I've read that Kenyon changed his views sometime in the late 1970's, when he discovered what he took to be good scientific evidence that he had been wrong, and terrestial life didn't arise by purely mechanical processes. I don't have a reference at hand, but it wouldn't suprise me if it were so, because Fred Hoyle reached the same conclusion at about the same time. And Hoyle was a materialist and an atheist at that time.
I'm not sure whether Kenyon merely turned to ID, or went on to creationism. But it does appear to me that ID arose in the late 1970's when some scientists turned to ID views for scientific, not religious, reasons. As a Catholic, Kenyon had no religious reason to reject Darwinism.
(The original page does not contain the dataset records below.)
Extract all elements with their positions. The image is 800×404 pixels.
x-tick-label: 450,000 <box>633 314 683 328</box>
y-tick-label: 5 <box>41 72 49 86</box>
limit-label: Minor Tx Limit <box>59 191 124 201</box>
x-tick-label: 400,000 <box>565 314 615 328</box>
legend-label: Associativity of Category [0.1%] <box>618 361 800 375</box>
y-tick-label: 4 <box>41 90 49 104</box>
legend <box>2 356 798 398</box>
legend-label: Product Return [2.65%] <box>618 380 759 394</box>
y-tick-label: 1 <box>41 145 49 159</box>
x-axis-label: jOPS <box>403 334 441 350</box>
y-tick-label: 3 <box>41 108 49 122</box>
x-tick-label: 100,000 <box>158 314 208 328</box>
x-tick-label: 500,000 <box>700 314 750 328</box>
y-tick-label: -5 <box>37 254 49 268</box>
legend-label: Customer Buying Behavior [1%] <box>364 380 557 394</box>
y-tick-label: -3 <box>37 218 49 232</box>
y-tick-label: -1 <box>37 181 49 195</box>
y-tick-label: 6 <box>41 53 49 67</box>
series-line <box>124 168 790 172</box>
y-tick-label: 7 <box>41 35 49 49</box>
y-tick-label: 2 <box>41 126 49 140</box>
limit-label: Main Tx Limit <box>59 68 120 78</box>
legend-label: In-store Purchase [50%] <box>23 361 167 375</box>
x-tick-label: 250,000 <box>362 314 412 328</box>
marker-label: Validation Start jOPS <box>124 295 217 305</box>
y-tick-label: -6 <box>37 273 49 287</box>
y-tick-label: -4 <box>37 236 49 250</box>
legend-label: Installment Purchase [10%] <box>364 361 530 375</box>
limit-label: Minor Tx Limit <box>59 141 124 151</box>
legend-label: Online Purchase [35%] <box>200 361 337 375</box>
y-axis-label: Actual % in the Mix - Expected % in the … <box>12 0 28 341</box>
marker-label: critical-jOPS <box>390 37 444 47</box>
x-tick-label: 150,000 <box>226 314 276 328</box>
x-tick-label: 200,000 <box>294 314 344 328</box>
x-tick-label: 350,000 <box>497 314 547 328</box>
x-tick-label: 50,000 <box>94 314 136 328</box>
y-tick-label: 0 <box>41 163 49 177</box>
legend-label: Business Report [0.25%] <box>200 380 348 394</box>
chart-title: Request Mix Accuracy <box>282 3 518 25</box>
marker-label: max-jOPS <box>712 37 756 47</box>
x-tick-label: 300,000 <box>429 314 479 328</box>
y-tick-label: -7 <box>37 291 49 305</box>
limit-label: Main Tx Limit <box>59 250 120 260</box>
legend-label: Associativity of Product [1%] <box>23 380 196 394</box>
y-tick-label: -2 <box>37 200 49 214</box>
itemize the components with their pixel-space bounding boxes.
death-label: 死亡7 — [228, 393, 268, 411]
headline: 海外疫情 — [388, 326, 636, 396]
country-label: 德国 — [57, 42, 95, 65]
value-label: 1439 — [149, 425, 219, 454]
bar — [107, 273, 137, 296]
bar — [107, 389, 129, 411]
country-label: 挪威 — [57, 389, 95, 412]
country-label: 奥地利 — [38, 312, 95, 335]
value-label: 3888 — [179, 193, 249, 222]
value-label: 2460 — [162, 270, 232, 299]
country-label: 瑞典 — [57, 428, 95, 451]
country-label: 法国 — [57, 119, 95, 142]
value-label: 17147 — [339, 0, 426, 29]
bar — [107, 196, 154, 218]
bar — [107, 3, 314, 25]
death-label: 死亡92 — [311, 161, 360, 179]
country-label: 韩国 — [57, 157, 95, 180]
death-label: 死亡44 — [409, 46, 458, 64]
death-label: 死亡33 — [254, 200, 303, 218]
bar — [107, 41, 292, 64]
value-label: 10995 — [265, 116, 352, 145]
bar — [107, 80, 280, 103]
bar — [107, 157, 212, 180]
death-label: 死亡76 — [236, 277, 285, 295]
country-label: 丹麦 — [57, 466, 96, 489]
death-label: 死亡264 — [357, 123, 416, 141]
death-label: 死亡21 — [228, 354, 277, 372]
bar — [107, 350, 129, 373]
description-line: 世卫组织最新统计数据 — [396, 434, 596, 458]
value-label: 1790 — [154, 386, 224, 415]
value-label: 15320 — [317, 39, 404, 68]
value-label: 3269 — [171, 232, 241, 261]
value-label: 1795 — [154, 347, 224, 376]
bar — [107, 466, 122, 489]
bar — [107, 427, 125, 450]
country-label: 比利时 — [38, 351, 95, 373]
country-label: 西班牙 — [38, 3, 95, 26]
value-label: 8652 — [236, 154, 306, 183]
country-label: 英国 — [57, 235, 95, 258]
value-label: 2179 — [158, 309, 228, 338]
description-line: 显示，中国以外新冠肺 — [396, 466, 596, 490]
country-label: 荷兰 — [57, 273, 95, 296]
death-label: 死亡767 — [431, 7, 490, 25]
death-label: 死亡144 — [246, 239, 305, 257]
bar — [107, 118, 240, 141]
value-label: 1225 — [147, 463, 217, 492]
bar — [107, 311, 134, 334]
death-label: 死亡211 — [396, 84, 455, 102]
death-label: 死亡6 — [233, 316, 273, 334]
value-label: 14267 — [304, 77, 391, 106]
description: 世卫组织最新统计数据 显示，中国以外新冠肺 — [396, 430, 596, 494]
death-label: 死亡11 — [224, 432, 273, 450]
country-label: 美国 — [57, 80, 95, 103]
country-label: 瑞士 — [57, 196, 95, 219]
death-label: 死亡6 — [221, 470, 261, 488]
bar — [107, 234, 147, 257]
And niether did Behe, another Catholic, who turned to ID in 1985, I believe.
Jim Sherwood wrote, "I'm not sure whether Kenyon merely turned to ID, or went on to creationism."
According to wikipedia, Kenyon went straight to creationism as a result of not having a response for some creationist books that someone gave him or recommended him to read.
He was set to testify in Little Rock in the case against creationism there, but fled the night before he was to testify, apparently frightened off by the sight of other "expert witnesses" for the creationist side being eaten alive by the other side's attorneys.
After the 1987 court case, he became interested in ID. Of course, no one among the higher ups in the ID movement really doubts the importance of religion. They try to keep it out of their writings (maybe Behe is the most successful at doing so), but all (with the possible exception of Behe and some minor figures, and people like "Jim Sherwood") acknowledge in public venues the importance of religion, not to mention the famous Wedge Document.
And, of course, the basic premise of ID has been around for over 100 years (if not over 2000!), in modern times stated by Paley during the 19th century. Its modern form came after the 1987 Supreme Court case that made creationism unconstitutional. The same court case, of course, made anything scientifically valid constitutional. Were ID scientifically valid, it would be constitutional. Since it's not, it isn't (see Wedge Document, Of Pandas and Peoples, etc., not to mention the religious motivations of any individual or group trying to get ID into the classroom).